Raudamente se dirigió a los baños
del colegio. Cada año tenía su pabellón de servicios higiénicos: filas de
inodoros, sin puerta, donde los cadetes efectuaban sus necesidades personales.
Eran llamados los malacates.
Se acercó al grupo; les hizo una venia, y preguntó:
- ¿Qué pasa…?
- ¡¡No pasa nada…!!! -fue la respuesta mientras pateaban al Perro
(que era como denominaban a los cadetes del 3er. año)-. Éste lo miraba con
mirada suplicante. Lo trataban duramente. Lucas únicamente atinó a mirar, sin
decir palabra. Eran de su promoción. Sólo podía
esperar, y así lo hizo hasta que se fueron.

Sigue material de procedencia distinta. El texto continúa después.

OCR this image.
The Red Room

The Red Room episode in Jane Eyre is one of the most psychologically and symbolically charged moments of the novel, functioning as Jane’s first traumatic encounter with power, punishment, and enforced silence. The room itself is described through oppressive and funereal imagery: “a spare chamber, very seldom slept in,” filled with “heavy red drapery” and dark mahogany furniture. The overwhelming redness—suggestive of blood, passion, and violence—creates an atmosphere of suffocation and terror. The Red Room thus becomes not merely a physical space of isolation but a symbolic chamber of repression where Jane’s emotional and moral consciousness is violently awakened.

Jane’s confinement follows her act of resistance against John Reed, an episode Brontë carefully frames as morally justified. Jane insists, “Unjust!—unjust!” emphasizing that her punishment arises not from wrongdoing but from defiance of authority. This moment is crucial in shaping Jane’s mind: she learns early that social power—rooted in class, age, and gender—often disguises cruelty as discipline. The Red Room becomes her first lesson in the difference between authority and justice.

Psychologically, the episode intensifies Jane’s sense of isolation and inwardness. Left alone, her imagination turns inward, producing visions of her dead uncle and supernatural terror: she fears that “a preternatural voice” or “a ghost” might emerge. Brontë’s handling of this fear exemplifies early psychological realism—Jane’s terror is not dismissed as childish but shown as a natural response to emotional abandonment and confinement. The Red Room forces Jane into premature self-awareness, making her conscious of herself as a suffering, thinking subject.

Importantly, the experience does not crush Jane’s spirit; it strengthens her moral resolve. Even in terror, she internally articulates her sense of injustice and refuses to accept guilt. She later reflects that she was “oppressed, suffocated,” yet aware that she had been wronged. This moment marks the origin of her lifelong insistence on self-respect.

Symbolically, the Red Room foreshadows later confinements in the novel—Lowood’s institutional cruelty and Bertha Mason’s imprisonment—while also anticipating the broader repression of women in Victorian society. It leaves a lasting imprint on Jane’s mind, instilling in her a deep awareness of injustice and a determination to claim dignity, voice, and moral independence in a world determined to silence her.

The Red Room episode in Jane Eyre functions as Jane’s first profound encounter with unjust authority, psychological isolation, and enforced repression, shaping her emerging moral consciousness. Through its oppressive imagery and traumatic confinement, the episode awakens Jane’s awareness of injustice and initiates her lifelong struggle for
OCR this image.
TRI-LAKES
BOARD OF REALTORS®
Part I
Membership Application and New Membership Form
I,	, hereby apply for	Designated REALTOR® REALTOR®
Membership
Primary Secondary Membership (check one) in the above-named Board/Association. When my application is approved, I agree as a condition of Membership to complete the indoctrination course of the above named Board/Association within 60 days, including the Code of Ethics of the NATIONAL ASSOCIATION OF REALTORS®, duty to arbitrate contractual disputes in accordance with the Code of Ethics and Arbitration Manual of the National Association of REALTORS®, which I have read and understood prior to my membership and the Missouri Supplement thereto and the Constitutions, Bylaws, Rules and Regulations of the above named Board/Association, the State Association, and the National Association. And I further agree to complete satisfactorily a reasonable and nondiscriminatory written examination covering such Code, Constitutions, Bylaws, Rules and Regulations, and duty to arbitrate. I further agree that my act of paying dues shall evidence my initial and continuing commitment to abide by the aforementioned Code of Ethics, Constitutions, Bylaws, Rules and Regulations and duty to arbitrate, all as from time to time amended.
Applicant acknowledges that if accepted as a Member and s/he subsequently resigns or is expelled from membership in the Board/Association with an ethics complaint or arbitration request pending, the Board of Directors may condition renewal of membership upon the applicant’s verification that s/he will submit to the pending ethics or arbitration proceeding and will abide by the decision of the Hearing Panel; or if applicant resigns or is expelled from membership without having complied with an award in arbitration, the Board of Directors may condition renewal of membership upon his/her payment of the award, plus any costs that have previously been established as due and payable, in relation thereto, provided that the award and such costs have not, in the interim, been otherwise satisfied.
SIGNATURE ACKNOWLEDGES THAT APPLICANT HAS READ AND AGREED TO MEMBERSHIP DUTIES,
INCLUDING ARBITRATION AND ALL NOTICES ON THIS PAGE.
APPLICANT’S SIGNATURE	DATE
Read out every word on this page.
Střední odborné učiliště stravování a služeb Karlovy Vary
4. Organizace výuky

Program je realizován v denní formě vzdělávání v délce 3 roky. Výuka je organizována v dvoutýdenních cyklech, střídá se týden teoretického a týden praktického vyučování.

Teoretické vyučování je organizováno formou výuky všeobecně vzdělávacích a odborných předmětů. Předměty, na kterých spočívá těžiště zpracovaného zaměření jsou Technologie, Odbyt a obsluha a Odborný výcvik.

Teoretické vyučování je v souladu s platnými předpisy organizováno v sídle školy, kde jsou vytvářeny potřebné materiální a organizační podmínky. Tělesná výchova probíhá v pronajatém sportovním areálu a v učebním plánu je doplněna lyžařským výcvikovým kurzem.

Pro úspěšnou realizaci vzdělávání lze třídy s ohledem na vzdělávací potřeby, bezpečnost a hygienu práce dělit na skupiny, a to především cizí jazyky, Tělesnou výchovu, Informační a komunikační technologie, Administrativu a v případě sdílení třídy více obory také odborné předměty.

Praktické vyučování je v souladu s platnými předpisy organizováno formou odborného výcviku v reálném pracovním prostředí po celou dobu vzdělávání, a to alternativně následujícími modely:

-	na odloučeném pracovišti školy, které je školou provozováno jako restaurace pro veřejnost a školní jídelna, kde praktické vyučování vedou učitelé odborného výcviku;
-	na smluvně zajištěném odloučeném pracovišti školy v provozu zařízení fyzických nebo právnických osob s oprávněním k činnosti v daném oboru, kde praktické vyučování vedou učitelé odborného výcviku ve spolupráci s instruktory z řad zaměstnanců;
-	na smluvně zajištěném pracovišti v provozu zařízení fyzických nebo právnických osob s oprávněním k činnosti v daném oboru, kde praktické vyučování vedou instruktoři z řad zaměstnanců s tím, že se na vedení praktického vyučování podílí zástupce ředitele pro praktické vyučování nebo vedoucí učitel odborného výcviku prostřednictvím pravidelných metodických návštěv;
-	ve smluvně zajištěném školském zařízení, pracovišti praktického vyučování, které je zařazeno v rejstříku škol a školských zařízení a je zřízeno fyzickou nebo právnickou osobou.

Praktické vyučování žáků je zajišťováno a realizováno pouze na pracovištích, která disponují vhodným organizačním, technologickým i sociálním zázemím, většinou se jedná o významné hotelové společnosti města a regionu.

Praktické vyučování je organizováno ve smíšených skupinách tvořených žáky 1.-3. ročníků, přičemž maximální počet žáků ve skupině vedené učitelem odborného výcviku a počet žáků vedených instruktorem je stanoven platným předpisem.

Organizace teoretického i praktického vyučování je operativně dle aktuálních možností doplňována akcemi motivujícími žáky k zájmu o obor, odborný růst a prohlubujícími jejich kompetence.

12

Sudoroso, magullado; un hilo de
sangre descendía por la nariz del Gordo,
quien sollozante sólo se quejaba con voz temblorosa:
- ¡¡¿Dónde estabas, ‘uón?… Me han
sacado la m... ¿dónde estabas?
Lucas lo miraba, no le contestaba,
sólo lo miraba, mientras el Gordo seguía llorando y quejándose:
- ¡¡Eran grandazos !! Me hicieron
hacer planchas, ranas, canguros,... Me
pateaban y golpeaban,… ¡¡¡Conche’sus madres…!!!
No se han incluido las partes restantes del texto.